2.2 Evaluation Actors and Interests (Political Science Perspective)

A growing debate related to evaluation concerns the actors involved in producing and conducting evaluations (as well as the users; see below). In principle, as Schoenefeld and Jordan (2017) have highlighted, both state and nonstate actors have become involved in policy evaluation. Actor attributes have consequences for evaluation—for example, nonstate actors may be more independent, but they may struggle to bring their evaluation results into the policy process (Weiss 1993). By the same token, governmental actors may have greater access both in terms of data for their evaluation and in terms of the usage of their findings, but they may be constrained in other, political ways.

The fact that many evaluations are commissioned, that is, paid for by one actor and conducted by another, has generated a vibrant debate on principal–agent relationships in evaluation, in part as a function of the differences explained above. For instance, Pleger and Sager (2018) have argued that such relationships may both improve and detract from evaluation. This is especially relevant because we have been observing a changing role and influence of actors as a function of evaluation. To what extent do political interests affect or underpin their work? It is key to address the interplay between evaluation providers, bureaucracies, and political actors and their needs/demands given the ongoing politicisation of evaluation practice (The LSE GV314 Group 2013). Key questions include (i) Is there variation in the way that evaluations are announced, framed, tendered, delivered, and used/not used? and (ii) Do organisations learn from evaluations?
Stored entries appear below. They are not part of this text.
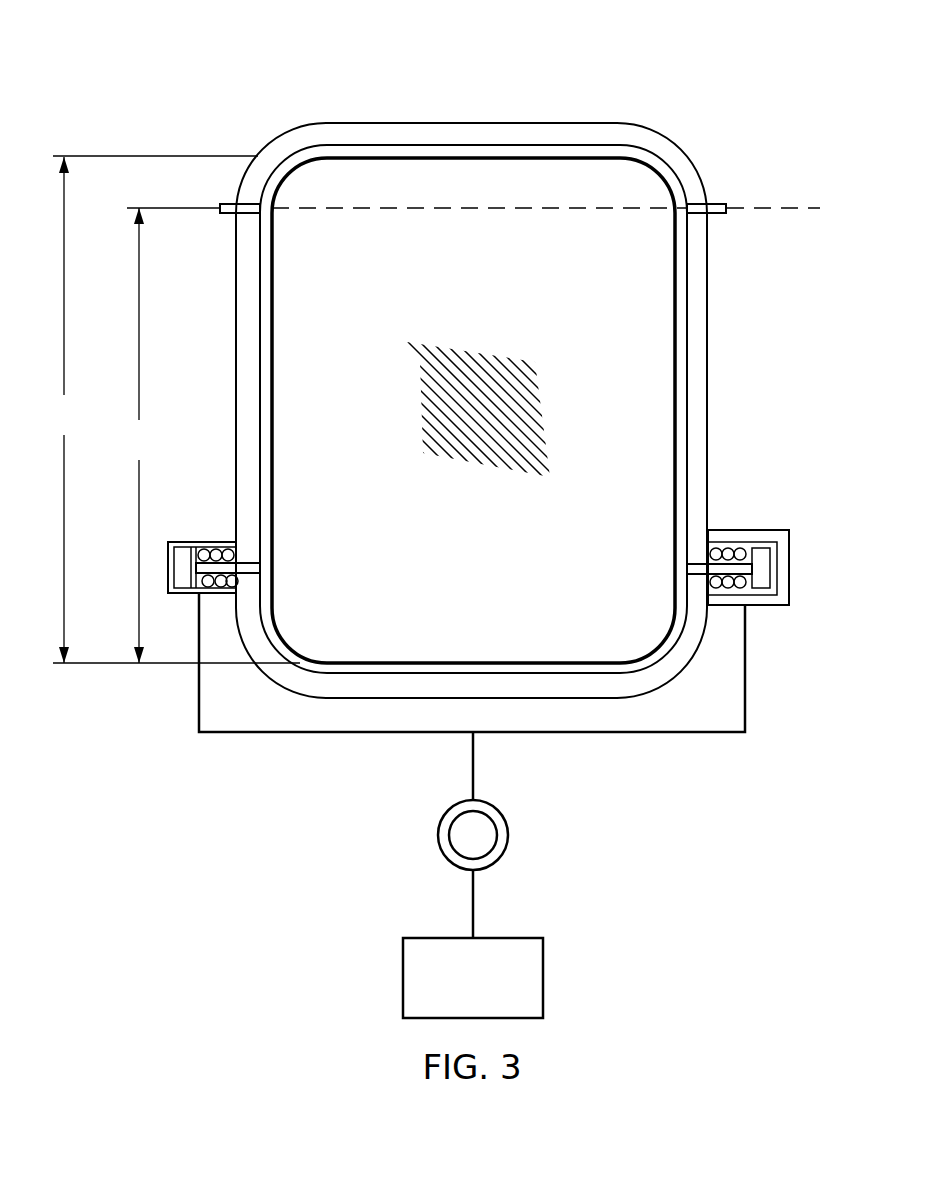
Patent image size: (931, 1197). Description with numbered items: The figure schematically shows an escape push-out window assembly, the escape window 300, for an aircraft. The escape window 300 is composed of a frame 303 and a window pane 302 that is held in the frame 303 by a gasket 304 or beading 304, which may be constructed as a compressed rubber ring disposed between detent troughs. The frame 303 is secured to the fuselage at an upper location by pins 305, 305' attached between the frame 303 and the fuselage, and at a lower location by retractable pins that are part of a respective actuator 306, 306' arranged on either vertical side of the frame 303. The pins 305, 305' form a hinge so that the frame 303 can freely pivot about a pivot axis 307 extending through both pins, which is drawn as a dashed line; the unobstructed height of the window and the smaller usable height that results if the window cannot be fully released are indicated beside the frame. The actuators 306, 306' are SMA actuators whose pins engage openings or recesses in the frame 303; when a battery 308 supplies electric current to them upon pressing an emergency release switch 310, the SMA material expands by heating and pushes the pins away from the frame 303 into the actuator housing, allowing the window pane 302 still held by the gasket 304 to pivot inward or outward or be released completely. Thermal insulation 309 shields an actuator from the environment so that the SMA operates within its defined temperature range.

The escape window 300 is at (260, 70).
The window pane 302 is at (563, 168).
The frame 303 is at (360, 128).
The gasket 304 is at (450, 146).
The pin 305 is at (221, 241).
The pin 305' is at (727, 242).
The actuator 306 is at (214, 539).
The actuator 306' is at (745, 535).
The pivot axis 307 is at (485, 211).
The battery 308 is at (403, 978).
The thermal insulation 309 is at (772, 607).
The emergency release switch 310 is at (509, 833).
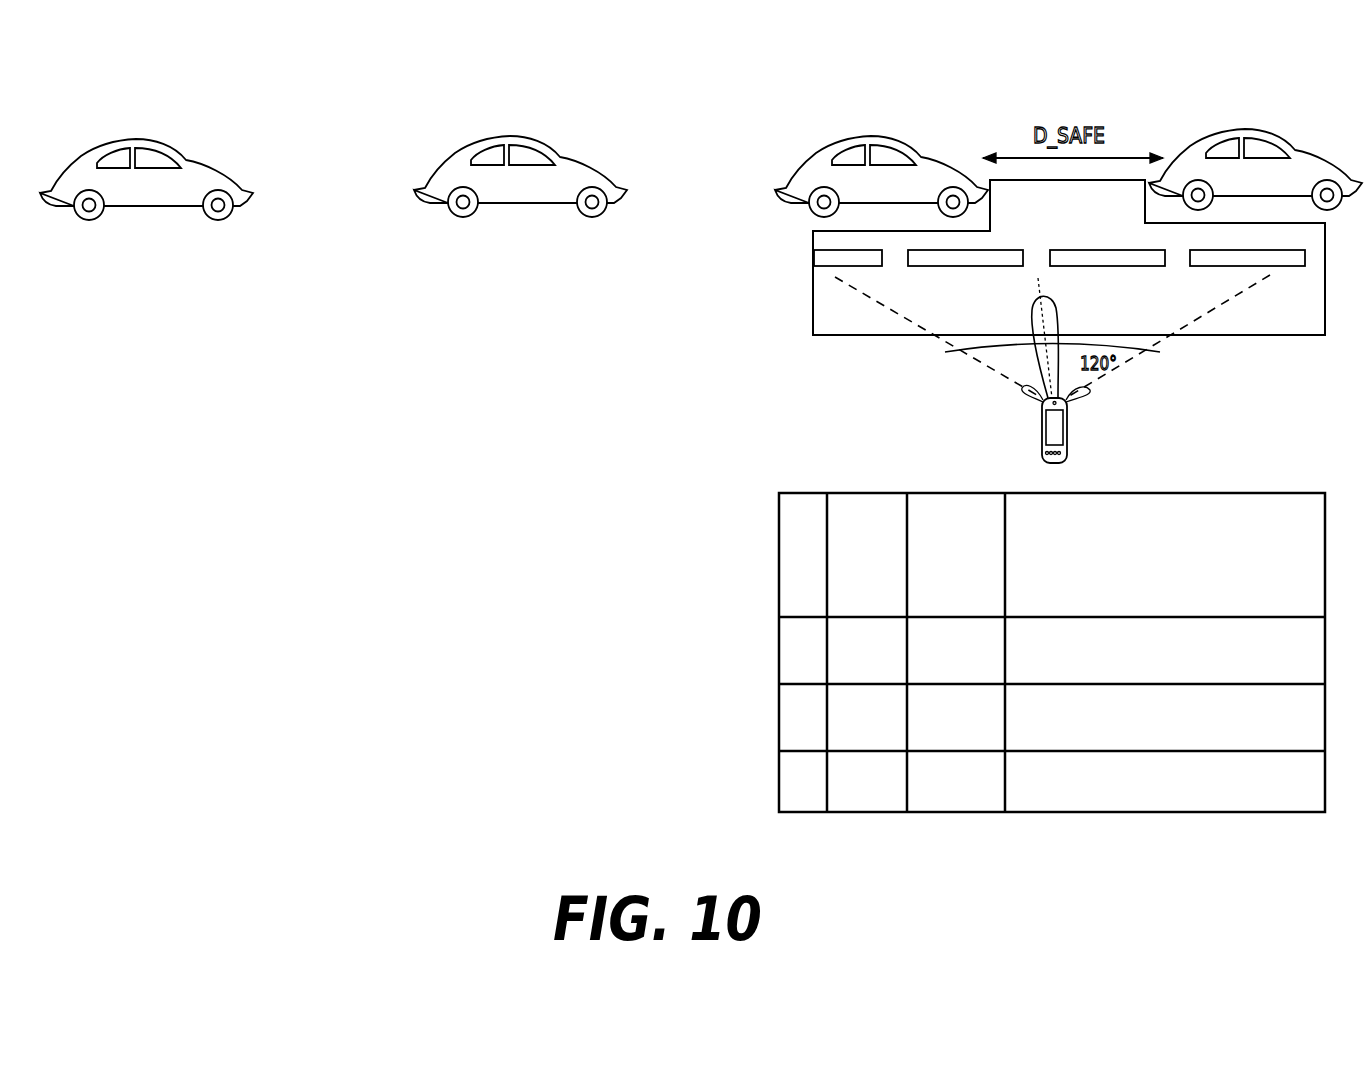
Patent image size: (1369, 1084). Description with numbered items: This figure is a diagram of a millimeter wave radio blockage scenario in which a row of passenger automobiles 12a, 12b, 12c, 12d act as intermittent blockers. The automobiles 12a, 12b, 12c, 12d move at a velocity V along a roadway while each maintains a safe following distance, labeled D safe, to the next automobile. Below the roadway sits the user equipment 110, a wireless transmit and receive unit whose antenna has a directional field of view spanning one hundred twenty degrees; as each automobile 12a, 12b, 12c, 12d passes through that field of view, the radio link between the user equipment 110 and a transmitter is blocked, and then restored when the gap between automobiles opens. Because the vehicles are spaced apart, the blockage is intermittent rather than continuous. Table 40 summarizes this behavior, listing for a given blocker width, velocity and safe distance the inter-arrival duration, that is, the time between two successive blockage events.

The passenger automobile 12a is at (141, 139).
The passenger automobile 12b is at (524, 136).
The passenger automobile 12c is at (888, 136).
The passenger automobile 12d is at (1281, 129).
The user equipment 110 is at (1067, 452).
The table 40 is at (612, 567).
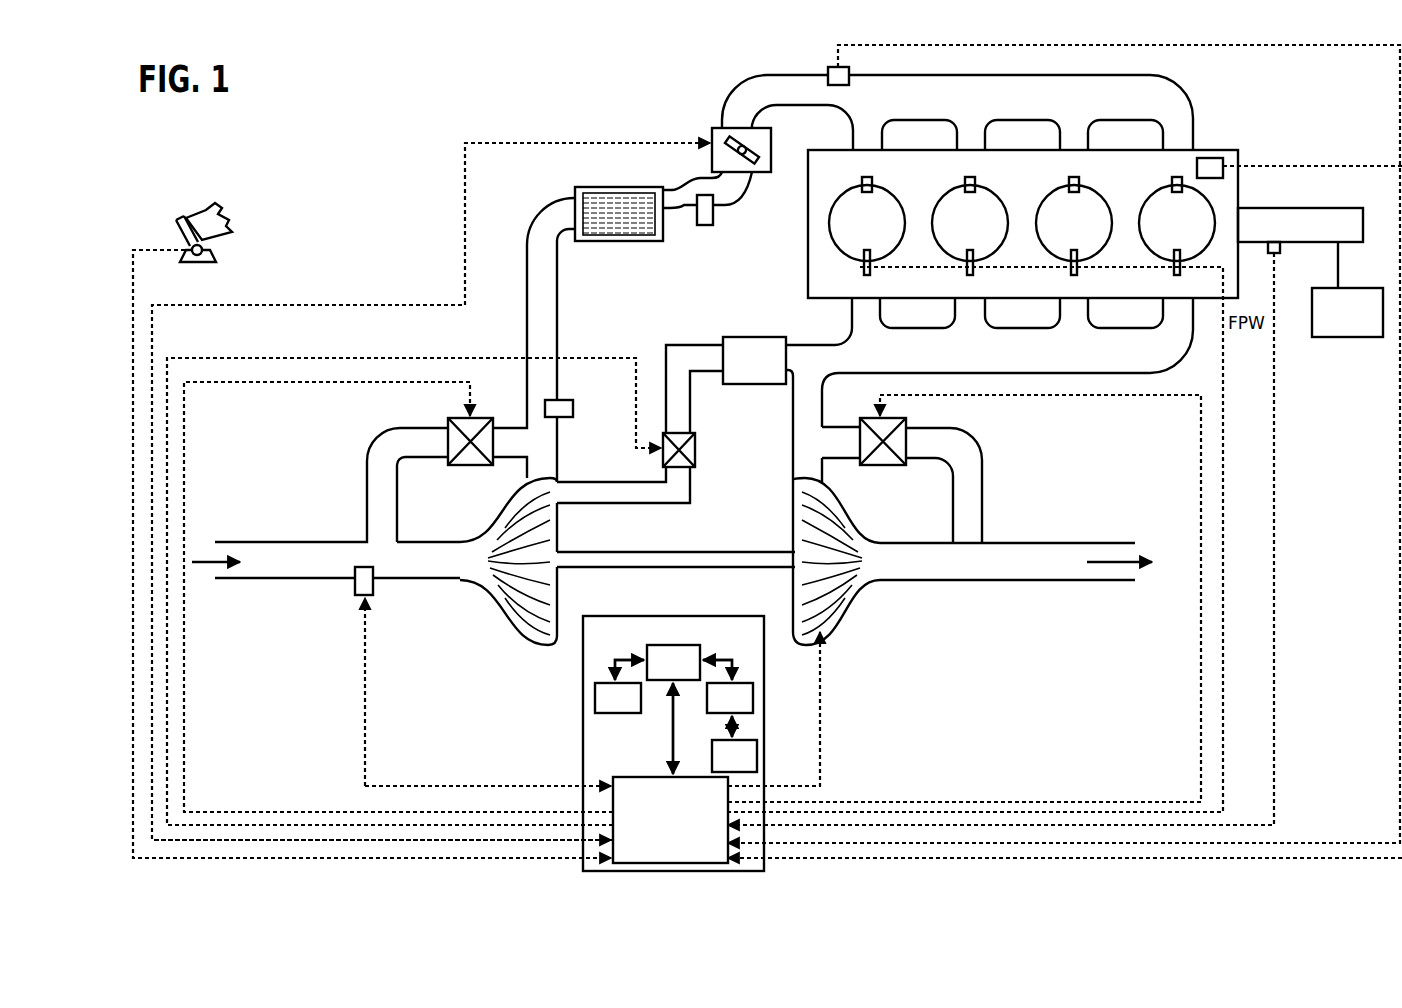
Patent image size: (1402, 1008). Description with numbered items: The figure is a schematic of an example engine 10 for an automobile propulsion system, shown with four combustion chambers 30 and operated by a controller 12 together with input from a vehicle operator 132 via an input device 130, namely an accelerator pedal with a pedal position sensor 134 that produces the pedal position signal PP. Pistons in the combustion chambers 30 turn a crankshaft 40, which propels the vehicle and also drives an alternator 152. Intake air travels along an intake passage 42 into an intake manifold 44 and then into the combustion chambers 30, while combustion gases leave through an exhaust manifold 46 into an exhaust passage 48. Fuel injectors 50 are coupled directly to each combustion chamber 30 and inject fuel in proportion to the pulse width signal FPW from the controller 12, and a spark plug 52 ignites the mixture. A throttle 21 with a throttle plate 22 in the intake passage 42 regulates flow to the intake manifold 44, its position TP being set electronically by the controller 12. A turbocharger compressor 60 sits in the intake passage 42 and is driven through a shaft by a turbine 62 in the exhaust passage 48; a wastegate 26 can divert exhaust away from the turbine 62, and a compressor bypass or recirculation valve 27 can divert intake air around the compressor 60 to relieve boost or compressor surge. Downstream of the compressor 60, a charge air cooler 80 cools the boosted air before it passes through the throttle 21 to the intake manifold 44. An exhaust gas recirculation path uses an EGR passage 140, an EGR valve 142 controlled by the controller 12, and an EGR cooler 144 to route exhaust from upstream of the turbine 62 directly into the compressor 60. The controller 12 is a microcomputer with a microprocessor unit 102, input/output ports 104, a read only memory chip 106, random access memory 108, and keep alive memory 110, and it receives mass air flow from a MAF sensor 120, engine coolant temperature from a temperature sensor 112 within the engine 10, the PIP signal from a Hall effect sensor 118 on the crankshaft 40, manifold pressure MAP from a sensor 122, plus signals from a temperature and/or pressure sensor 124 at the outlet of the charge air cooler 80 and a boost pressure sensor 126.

The engine 10 is at (1106, 178).
The controller 12 is at (608, 757).
The throttle 21 is at (712, 126).
The throttle plate 22 is at (757, 162).
The wastegate 26 is at (906, 427).
The compressor bypass or recirculation valve (CRV) 27 is at (446, 424).
The combustion chamber 30 is at (858, 233).
The crankshaft 40 is at (1253, 208).
The intake passage 42 is at (258, 571).
The intake manifold 44 is at (881, 106).
The exhaust manifold 46 is at (1013, 361).
The exhaust passage 48 is at (799, 409).
The fuel injector 50 is at (862, 274).
The spark plug 52 is at (872, 178).
The compressor 60 is at (512, 604).
The turbine 62 is at (835, 516).
The charge air cooler (CAC) 80 is at (580, 187).
The microprocessor unit 102 is at (640, 657).
The input/output ports 104 is at (685, 857).
The read only memory chip 106 is at (595, 708).
The random access memory 108 is at (753, 683).
The keep alive memory 110 is at (757, 740).
The temperature sensor 112 is at (1212, 158).
The Hall effect sensor 118 is at (1268, 252).
The MAF sensor 120 is at (373, 592).
The MAP sensor 122 is at (850, 72).
The temperature and/or pressure sensor 124 is at (705, 226).
The boost pressure sensor 126 is at (575, 410).
The input device 130 is at (180, 228).
The vehicle operator 132 is at (228, 218).
The pedal position sensor 134 is at (204, 250).
The EGR passage 140 is at (668, 345).
The EGR valve 142 is at (690, 431).
The EGR cooler 144 is at (768, 370).
The alternator 152 is at (1335, 322).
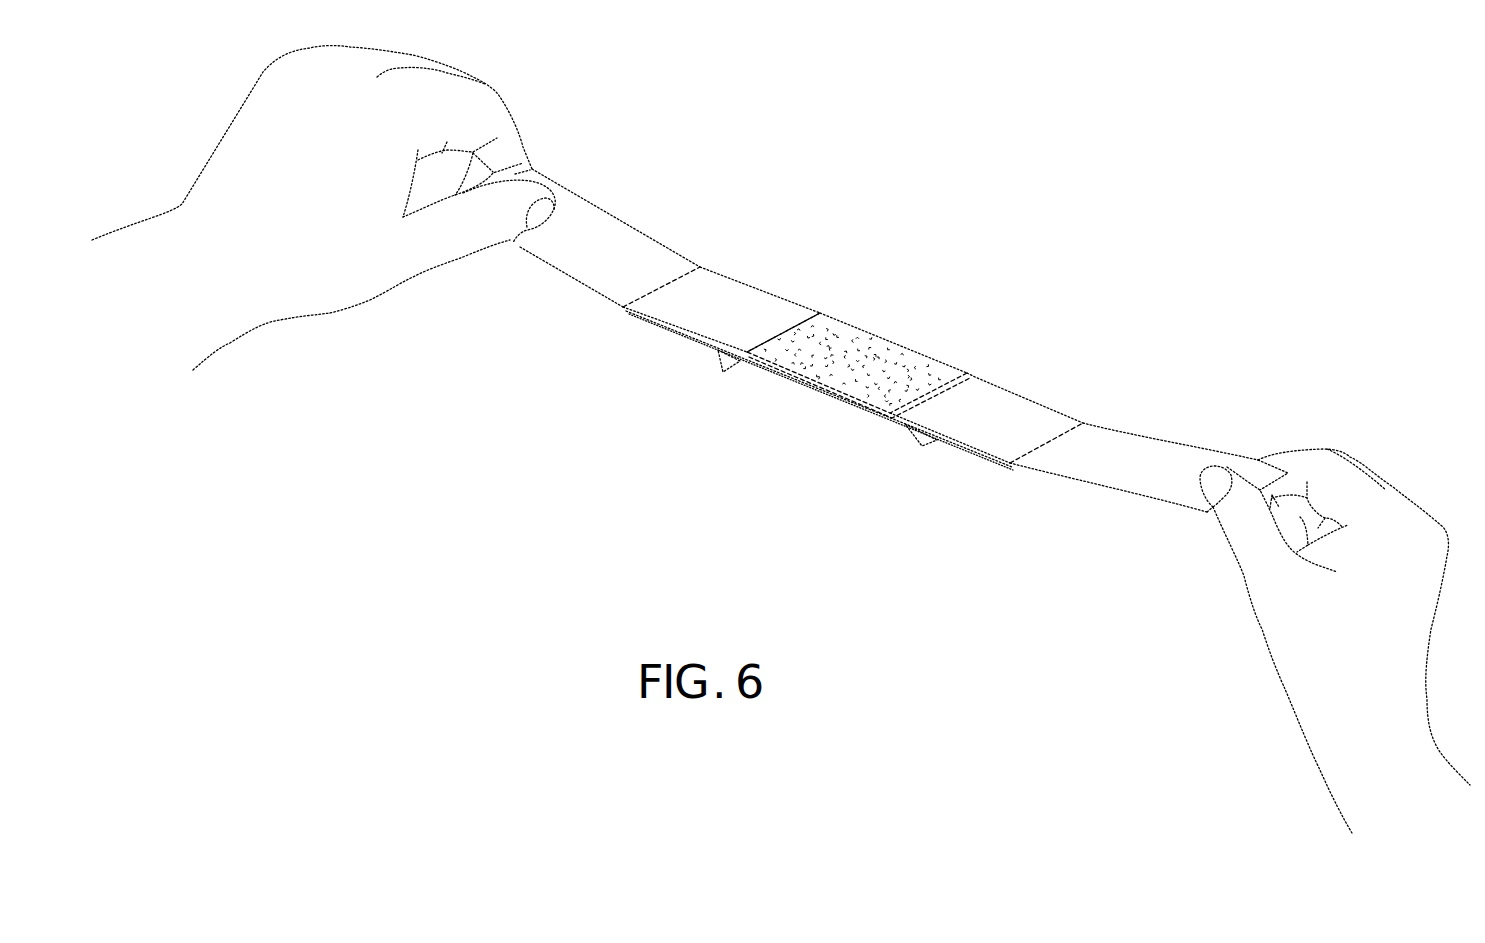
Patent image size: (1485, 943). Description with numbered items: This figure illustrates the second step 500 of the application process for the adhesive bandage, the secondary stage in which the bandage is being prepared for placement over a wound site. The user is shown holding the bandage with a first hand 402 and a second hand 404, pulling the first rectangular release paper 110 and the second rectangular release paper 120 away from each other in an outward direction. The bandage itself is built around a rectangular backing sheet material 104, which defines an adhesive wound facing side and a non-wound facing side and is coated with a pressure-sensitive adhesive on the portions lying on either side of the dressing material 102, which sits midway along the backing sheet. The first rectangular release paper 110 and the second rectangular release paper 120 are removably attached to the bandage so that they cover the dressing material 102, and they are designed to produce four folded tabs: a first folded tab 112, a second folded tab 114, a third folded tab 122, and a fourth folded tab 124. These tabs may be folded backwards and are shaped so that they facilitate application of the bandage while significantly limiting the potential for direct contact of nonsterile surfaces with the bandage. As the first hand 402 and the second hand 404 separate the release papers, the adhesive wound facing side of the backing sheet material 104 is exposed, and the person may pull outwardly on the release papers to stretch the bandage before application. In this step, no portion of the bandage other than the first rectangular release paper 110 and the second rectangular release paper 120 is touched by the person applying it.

The second step 500 is at (1138, 117).
The first hand 402 is at (305, 157).
The second hand 404 is at (1337, 647).
The dressing material 102 is at (882, 357).
The rectangular backing sheet material 104 is at (758, 287).
The first rectangular release paper 110 is at (577, 254).
The first folded tab 112 is at (515, 173).
The second folded tab 114 is at (730, 367).
The second rectangular release paper 120 is at (1125, 474).
The third folded tab 122 is at (1205, 513).
The fourth folded tab 124 is at (920, 430).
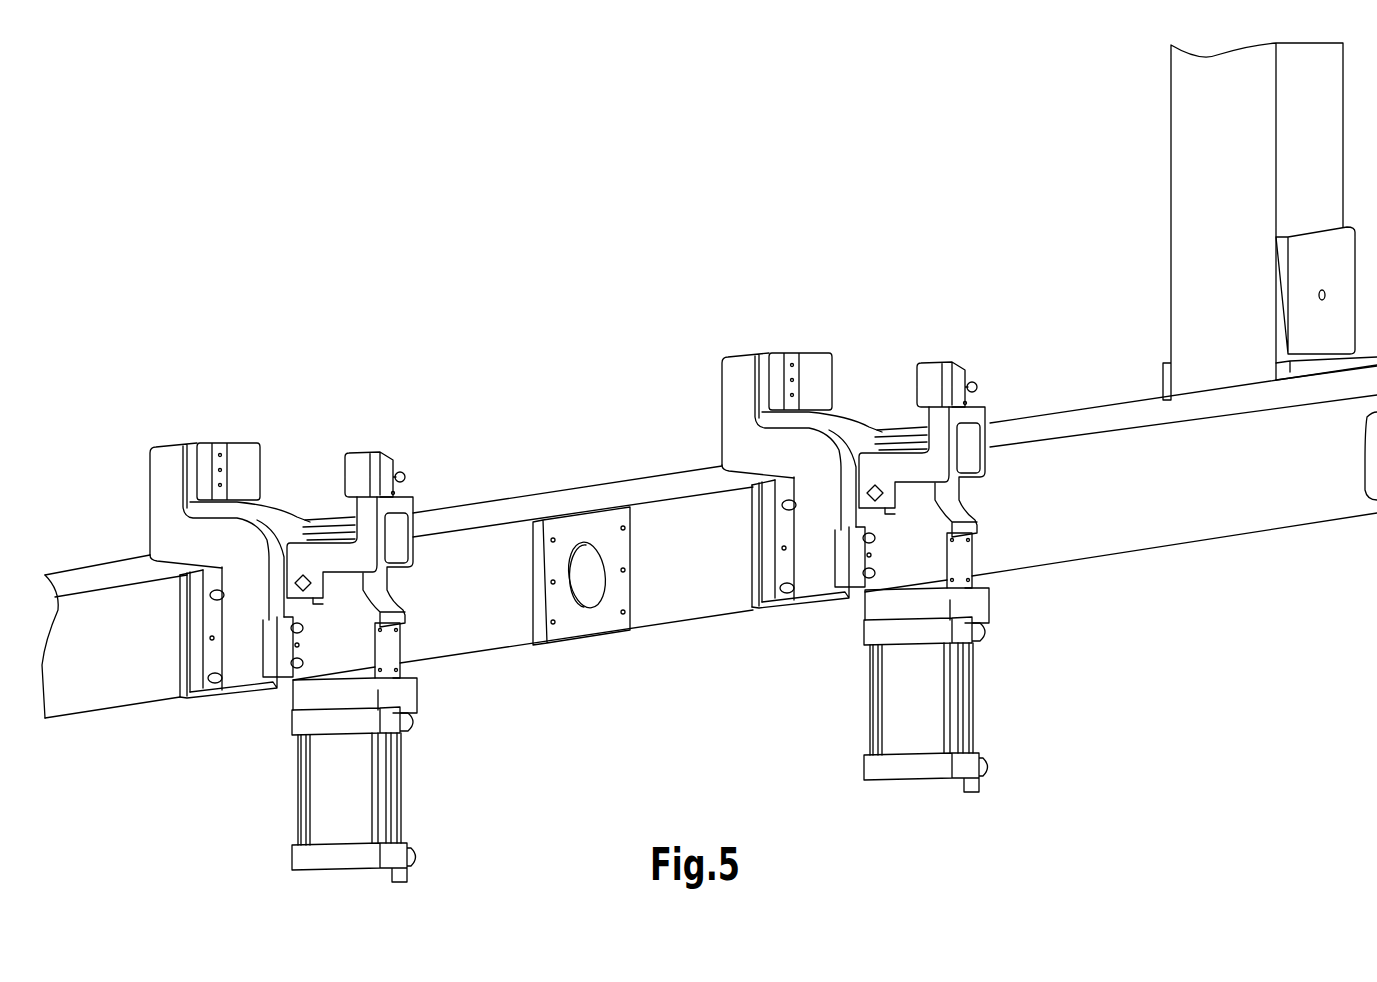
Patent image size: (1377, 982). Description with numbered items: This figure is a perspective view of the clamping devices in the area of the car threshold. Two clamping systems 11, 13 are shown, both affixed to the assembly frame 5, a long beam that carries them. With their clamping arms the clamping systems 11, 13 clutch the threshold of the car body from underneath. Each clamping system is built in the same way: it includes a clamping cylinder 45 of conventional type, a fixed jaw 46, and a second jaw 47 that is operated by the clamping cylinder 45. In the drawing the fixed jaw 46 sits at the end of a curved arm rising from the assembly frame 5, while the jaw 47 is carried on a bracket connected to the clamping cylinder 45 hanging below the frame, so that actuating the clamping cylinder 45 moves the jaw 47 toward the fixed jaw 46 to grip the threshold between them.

We can answer these questions by drawing on insights from the evaluation community (e.g. Leeuw 1994) and political science (Bennett and Howlett 1992; Radaelli and Dunlop 2013).

Extant literatures have often focused on the European Commission (EC) as a key (institutional) evaluation actor (see Camisão and Vila Maior 2019). But Mastenbroek et al. (2016, p. 1330) claim that systematic evaluation by the Commission “is not likely to materialize” because evaluations “may uncover critical problems in the actual working of legislation.” An extensive administrative reform in order to increase evaluation activities may lead to a harmful internal overload, as it did, for instance, in the case of the Prodi Commission (see Levy 2006). As for the external dimension of the EC’s actorness, first, the Better Regulation Agenda established the “evaluate first” principle, meaning that “for any existing intervention, an evaluation should be the starting point of any discussions on performance and possible (significant) change” (European Commission 2017, p. 327). In other words, before modifying a piece of legislation, the Commission has to assess the existing evidence (e.g. already conducted evaluations that relate to the issue). Ideally, this will foster learning from past experience and link ex post evaluations with ex ante evaluations (impact assessments), since the former have to be considered in the preparation of the latter.

But in practice, neither the Commission nor other evaluation actors operate in isolation. Evaluation has increasingly been understood as a “community of practice,” which Wenger (2011) defines as “groups of people who share a concern or a passion for something they do and learn how to do it better as they interact regularly” (p. 1). Indeed, these communities now have their own journals (e.g. Evaluation and the American Journal of Evaluation), conduct their own conferences, and have created their own outputs, such as evaluation standards (see Widmer 2004). A key question thus becomes how this community interacts with the policy community. These arguments suggest that a significant focus on evaluation actors, their relationships, and their contexts is warranted.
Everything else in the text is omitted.